December 16, 2020
A new study has found that ravens are anything but “birdbrained,” according to a report by Psychology Today.
By four months of age, the cognitive performance of ravens in experimental tasks testing their social intelligence and understanding of the physical world parallels that of adult great apes based on conclusions of research conducted in Germany. The results indicate that not only do ravens possess sophisticated cognitive skills, but they also develop these skills rapidly.
“Even if you don’t know a lot about ravens or other corvids, their intelligence—and difference from most other bird species—becomes obvious when you observe them in the wild,” says Simone Pika, head of the Comparative BioCognition Group at the University of Osnabrück and co-author of the study.
Previous studies have demonstrated impressive cognitive abilities in ravens. These birds, members of the corvid family, are capable of forming coalitions, considering the visual perspective of others, planning for the future, and insightful problem-solving. Birds such as ravens have even been called “feathered apes” in recognition of their intelligence. But can they really compare with primates when it comes to higher cognition?
To put this question to the test, Pika and colleagues adapted a battery of experimental tests designed for primates to meet the needs of ravens. This let them quantitatively compare the performances of ravens with those of chimpanzees and orangutans who had completed primate versions of the same tasks in a previous study.
The tasks include both physical and social cognitive skills. Physical cognitive skills include spatial memory, object permanence, understanding relative numbers and addition, and causal reasoning, while social cognitive skills include social learning, communication, and theory of mind.
Pika and colleagues conducted their cognitive tests with eight hand-raised ravens. The birds were tested at four, eight, 12, and 16 months of age.
The researchers found that, at four months old, ravens already possessed a full-blown set of cognitive skills. The ravens’ performances on physical and social cognitive tasks were impressive at age four months and did not significantly change over the time period investigated.
Comparing the cognitive performance of the ravens with chimpanzees and orangutans, Pika and colleagues found that, with the exception of spatial memory, the ravens’ performance was on par with that of the great apes.
The findings strengthen the idea that ravens, like great apes, have evolved general, flexible cognitive skills, rather than being highly specialized in a few domains only.
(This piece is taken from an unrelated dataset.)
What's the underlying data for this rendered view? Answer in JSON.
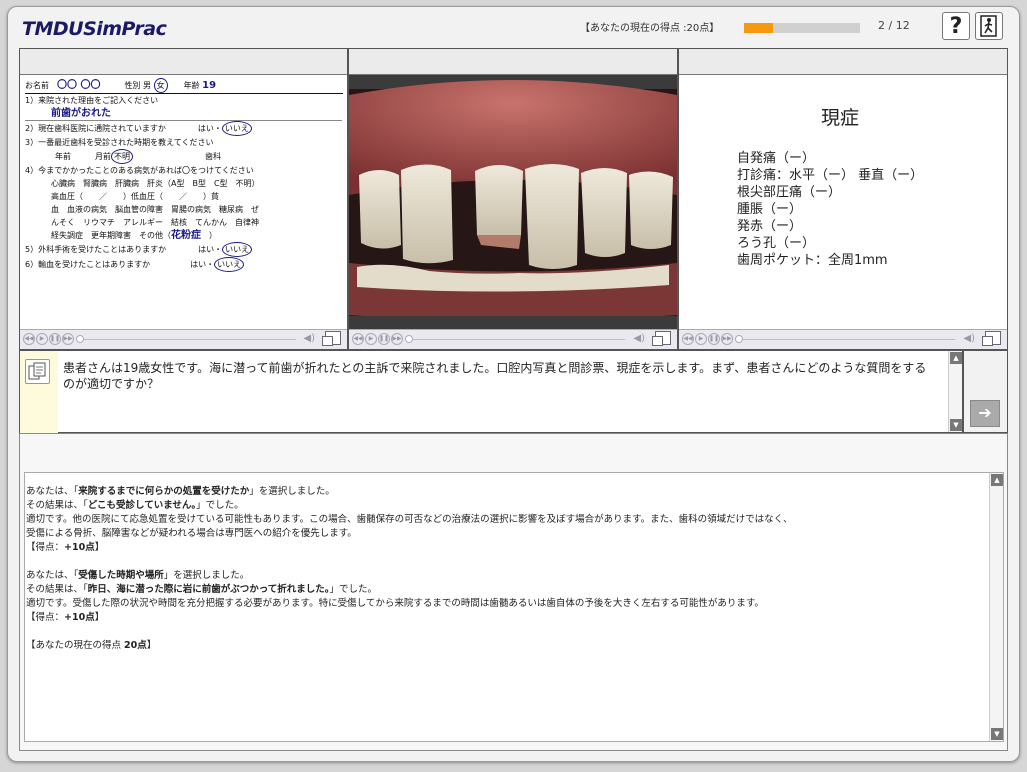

However, the researchers caution that the performance of these eight ravens may not be representative of the species as a whole. The birds in this study were tested by two highly familiar people who had hand-raised them. Such socialization factors could affect how the birds perform in cognitive tests designed and administered by humans.
Pika says that there is still much to learn about how ravens think. “I want to know more about the fast pace of ravens’ cognitive development, but also investigate possible cognitive changes after 16 months of age,” she says.
“Our ravens showed individual differences and differences between tasks, so I would also like to study how their personality affects performance and how socialization influences their cognitive development.”